DIVERSIFICATION DES MODES D’EXPLOITATION ET DES HABITATS D’UNE FORÊT MULTI-USAGES POUR UNE AMELIORATION DE SA BIODIVERSITE

Contexte

Les forêts renferment une large part de la biodiversité terrestre, avec notamment les plus fort taux de diversité pour de nombreux taxons. Cependant, la gestion pratiquée en vue de l’exploitation de la ressource bois, en conduisant à une simplification de l’écosystème, a le plus souvent un impact négatif sur cette biodiversité forestière, dont il est pourtant admis qu’elle rend de nombreux services éco-systémiques, rôle dont l’importance s’accroît avec la montée en puissance des enjeux internationaux liés au réchauffement climatique.

Le Projet

Le projet proposé vise à étudier l’impact du mode de gestion forestière sur la biodiversité, estimée au moyen d’indicateurs directs et indirects. Pour cela, nous comparerons les variations de ces indicateurs dans deux parties d’un domaine forestier d’exploitation sylvicole, cynégétique et touristique. Une partie reste soumise à une gestion traditionnelle en peuplements homogènes sur de grandes parcelles, dans lesquelles seront maintenus des îlots de vieillissement et des îlots de conservation ; l’autre partie est soumise à une gestion plus continue sur des parcelles de taille plus réduite et présentant plus d’ouvertures, de façon à diversifier la structure des habitats.

La différenciation des deux parties de la forêt dues aux actions engagées sera suivie par la cartographie des travaux et par des relevés de structure forestière. La gestion forestière pouvant influer sur l’abondance et la répartition des populations de cervidés (cerf et chevreuil), ceux-ci étant connus pour avoir un impact indirect sur la biodiversité, ces populations et leur impact sur la végétation seront suivis au moyen d’indicateurs de changement écologiques (ICE). Les indicateurs retenus pour estimer la biodiversité sont un indicateur indirect (l’indicateur de biodiversité potentielle ou IBP) et des indicateurs directs, rendant compte de l’abondance et de la diversité de groupes pris comme témoins : l’avifaune, l’herpétofaune et les chiroptères.

Résultats attendus

Les résultats attendus sont une diversification des habitats dans la partie dont la gestion aura été modifiée à cet effet, favorisant certaines espèces alors que la partie plus homogène avec îlots de vieillissement et de conservation en favorise d’autres, conduisant ainsi à une augmentation de la biodiversité globale à l’échelle de la forêt. La gestion irrégulière étant également susceptible d’augmenter la capacité d’accueil pour les cervidés, ces derniers pourront moduler les effets attendus sur la biodiversité en modifiant leur répartition sur la forêt et donc leur impact sur la végétation. Les résultats obtenus seront publiés dans des revues visant des publics plus ou moins spécialisés et intégrés dans des documents et des formations à destination de gestionnaires et du public.

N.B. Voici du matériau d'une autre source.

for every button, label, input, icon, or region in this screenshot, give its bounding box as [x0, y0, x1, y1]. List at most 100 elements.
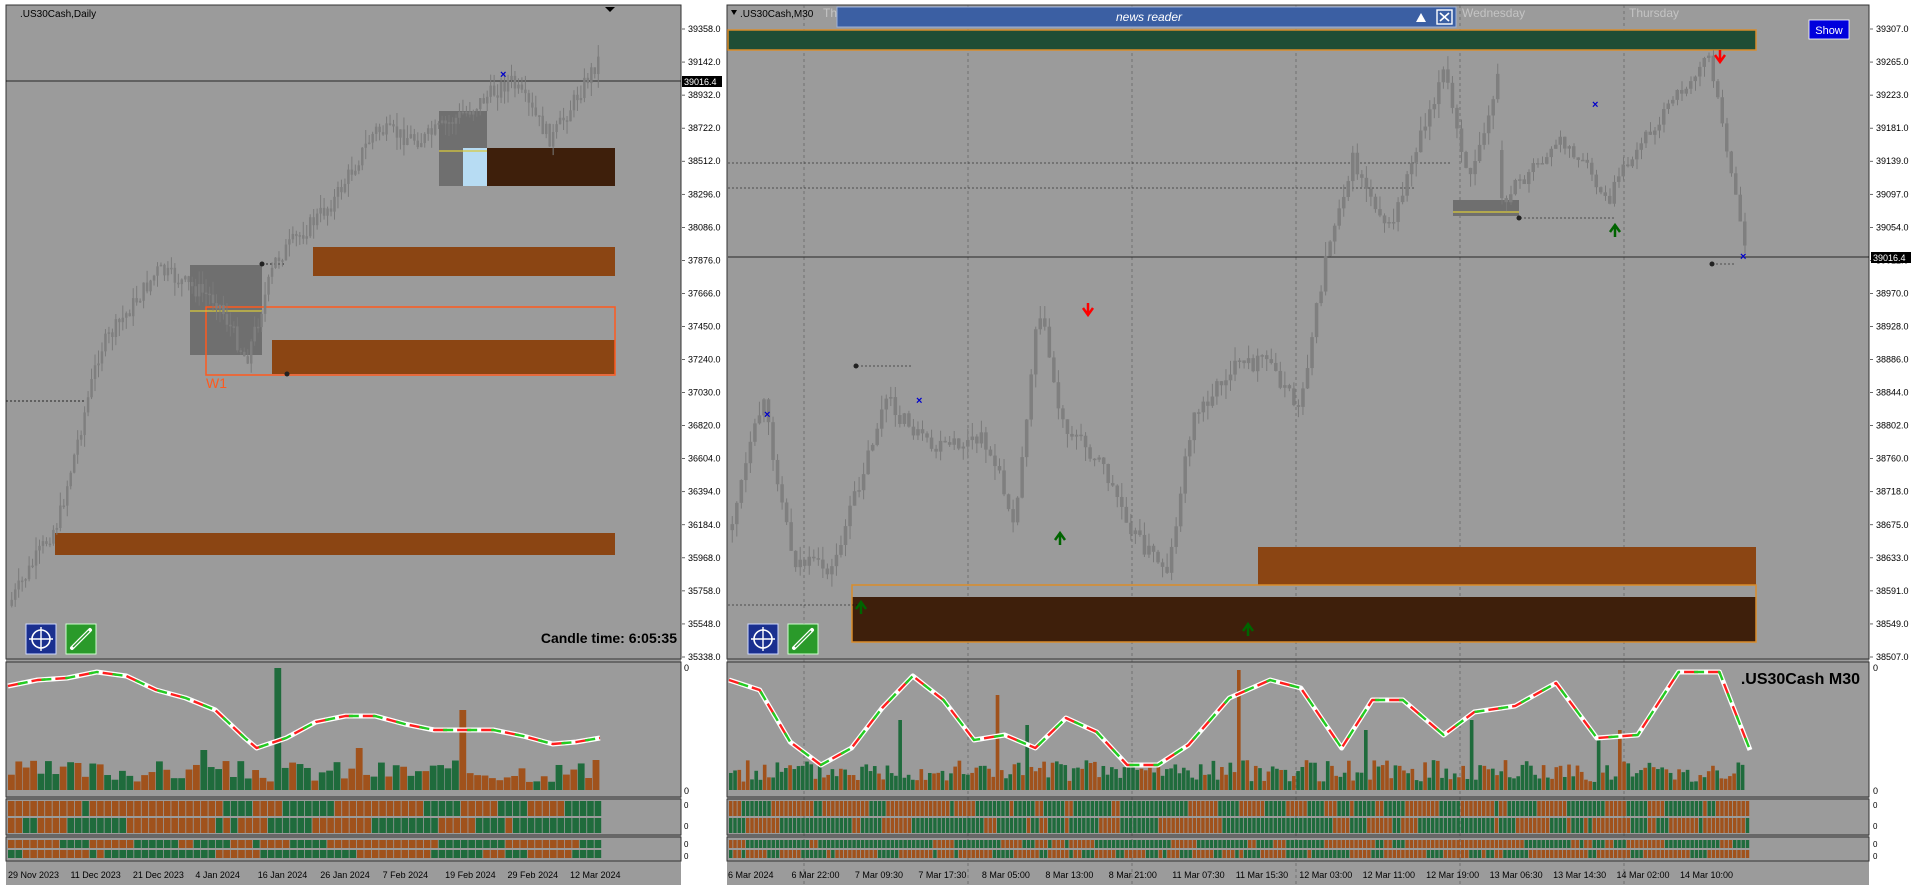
price-level-label: 39181.0 — [1876, 123, 1909, 133]
date-label: 12 Mar 03:00 — [1299, 870, 1352, 880]
left-current-price-tag: 39016.4 — [682, 76, 722, 87]
news-reader-title: news reader — [1116, 10, 1183, 24]
price-level-label: 38512.0 — [688, 156, 721, 166]
show-button[interactable]: Show — [1808, 19, 1850, 40]
svg-text:0: 0 — [684, 801, 689, 810]
date-label: 29 Feb 2024 — [508, 870, 559, 880]
price-level-label: 38928.0 — [1876, 321, 1909, 331]
price-level-label: 39142.0 — [688, 57, 721, 67]
svg-text:0: 0 — [1873, 663, 1878, 673]
svg-text:0: 0 — [684, 786, 689, 796]
price-level-label: 38549.0 — [1876, 619, 1909, 629]
price-level-label: 38760.0 — [1876, 454, 1909, 464]
svg-text:0: 0 — [1873, 852, 1878, 861]
date-label: 21 Dec 2023 — [133, 870, 184, 880]
date-label: 12 Mar 11:00 — [1363, 870, 1415, 880]
svg-text:0: 0 — [1873, 786, 1878, 796]
price-level-label: 35338.0 — [688, 652, 721, 662]
right-demand-zone — [852, 597, 1756, 642]
price-level-label: 36184.0 — [688, 520, 721, 530]
right-supply-zone — [1258, 547, 1756, 585]
svg-text:0: 0 — [1873, 822, 1878, 831]
link-button[interactable] — [787, 623, 819, 655]
show-button-label: Show — [1815, 25, 1843, 37]
day-label: Thursday — [1629, 6, 1679, 20]
date-label: 14 Mar 10:00 — [1680, 870, 1733, 880]
price-level-label: 37876.0 — [688, 255, 721, 265]
date-label: 26 Jan 2024 — [320, 870, 370, 880]
left-bottom-zone — [55, 533, 615, 555]
date-label: 19 Feb 2024 — [445, 870, 496, 880]
price-level-label: 35758.0 — [688, 586, 721, 596]
price-level-label: 39054.0 — [1876, 222, 1909, 232]
date-label: 7 Feb 2024 — [383, 870, 429, 880]
price-level-label: 38722.0 — [688, 123, 721, 133]
right-current-price-tag: 39016.4 — [1871, 252, 1911, 263]
svg-text:39016.4: 39016.4 — [684, 77, 717, 87]
date-label: 6 Mar 22:00 — [791, 870, 839, 880]
terminal-canvas: .US30Cash,Daily W1 × Candle time: 6:05:3… — [0, 0, 1917, 889]
price-level-label: 39223.0 — [1876, 90, 1909, 100]
date-label: 8 Mar 05:00 — [982, 870, 1030, 880]
right-top-zone — [727, 29, 1757, 51]
left-chart-panel[interactable] — [6, 5, 681, 885]
price-level-label: 38591.0 — [1876, 586, 1909, 596]
price-level-label: 38086.0 — [688, 222, 721, 232]
left-w1-label: W1 — [206, 375, 227, 391]
price-level-label: 38970.0 — [1876, 288, 1909, 298]
date-label: 11 Mar 07:30 — [1172, 870, 1224, 880]
date-label: 12 Mar 19:00 — [1426, 870, 1479, 880]
right-gray-zone — [1453, 200, 1519, 216]
right-strength-strips: 0 0 0 0 — [726, 798, 1878, 862]
price-level-label: 37240.0 — [688, 355, 721, 365]
link-button[interactable] — [65, 623, 97, 655]
day-label: Wednesday — [1462, 6, 1525, 20]
left-symbol-label: .US30Cash,Daily — [20, 9, 96, 20]
crosshair-button[interactable] — [25, 623, 57, 655]
date-label: 29 Nov 2023 — [8, 870, 59, 880]
price-level-label: 38886.0 — [1876, 355, 1909, 365]
date-label: 8 Mar 13:00 — [1045, 870, 1093, 880]
price-level-label: 35968.0 — [688, 553, 721, 563]
right-symbol-label: .US30Cash,M30 — [740, 9, 814, 20]
price-level-label: 35548.0 — [688, 619, 721, 629]
date-label: 14 Mar 02:00 — [1617, 870, 1670, 880]
price-level-label: 39139.0 — [1876, 156, 1909, 166]
left-highlight-zone — [463, 148, 487, 186]
price-level-label: 38844.0 — [1876, 388, 1909, 398]
date-label: 6 Mar 2024 — [728, 870, 774, 880]
cross-marker-icon: × — [764, 409, 770, 421]
price-level-label: 37450.0 — [688, 321, 721, 331]
cross-marker-icon: × — [1592, 99, 1598, 111]
cross-marker-icon: × — [916, 395, 922, 407]
date-label: 13 Mar 14:30 — [1553, 870, 1606, 880]
date-label: 16 Jan 2024 — [258, 870, 308, 880]
svg-text:0: 0 — [684, 840, 689, 849]
svg-text:0: 0 — [1873, 801, 1878, 810]
cross-marker-icon: × — [1740, 251, 1746, 263]
price-level-label: 39265.0 — [1876, 57, 1909, 67]
date-label: 11 Mar 15:30 — [1236, 870, 1288, 880]
price-level-label: 36394.0 — [688, 487, 721, 497]
price-level-label: 38718.0 — [1876, 487, 1909, 497]
price-level-label: 37030.0 — [688, 388, 721, 398]
left-supply-zone — [313, 247, 615, 276]
price-level-label: 38633.0 — [1876, 553, 1909, 563]
crosshair-button[interactable] — [747, 623, 779, 655]
price-level-label: 38507.0 — [1876, 652, 1909, 662]
svg-text:0: 0 — [684, 852, 689, 861]
price-level-label: 37666.0 — [688, 288, 721, 298]
date-label: 7 Mar 09:30 — [855, 870, 903, 880]
left-demand-zone — [272, 340, 615, 374]
date-label: 4 Jan 2024 — [195, 870, 240, 880]
left-cross-marker-icon: × — [500, 69, 506, 81]
price-level-label: 38296.0 — [688, 189, 721, 199]
news-reader-bar[interactable]: news reader — [836, 6, 1457, 28]
trading-terminal: .US30Cash,Daily W1 × Candle time: 6:05:3… — [0, 0, 1917, 889]
svg-text:0: 0 — [684, 663, 689, 673]
right-chart-panel[interactable] — [727, 5, 1869, 885]
price-level-label: 39307.0 — [1876, 24, 1909, 34]
price-level-label: 39097.0 — [1876, 189, 1909, 199]
price-level-label: 38802.0 — [1876, 421, 1909, 431]
price-level-label: 39358.0 — [688, 24, 721, 34]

Structure porteuse et partenaires

Ce projet est porté par le Groupement Foncier Rural Eugène Daubeck en partenariat avec le laboratoire “Comportement et écologie de la faune sauvage” (INRA),  le Centre Régional de la Propriété Forestière (Région Centre – Ile de France), Eure et Loir Nature et ATHENA (Association pour les terroirs, les hommes et la nature).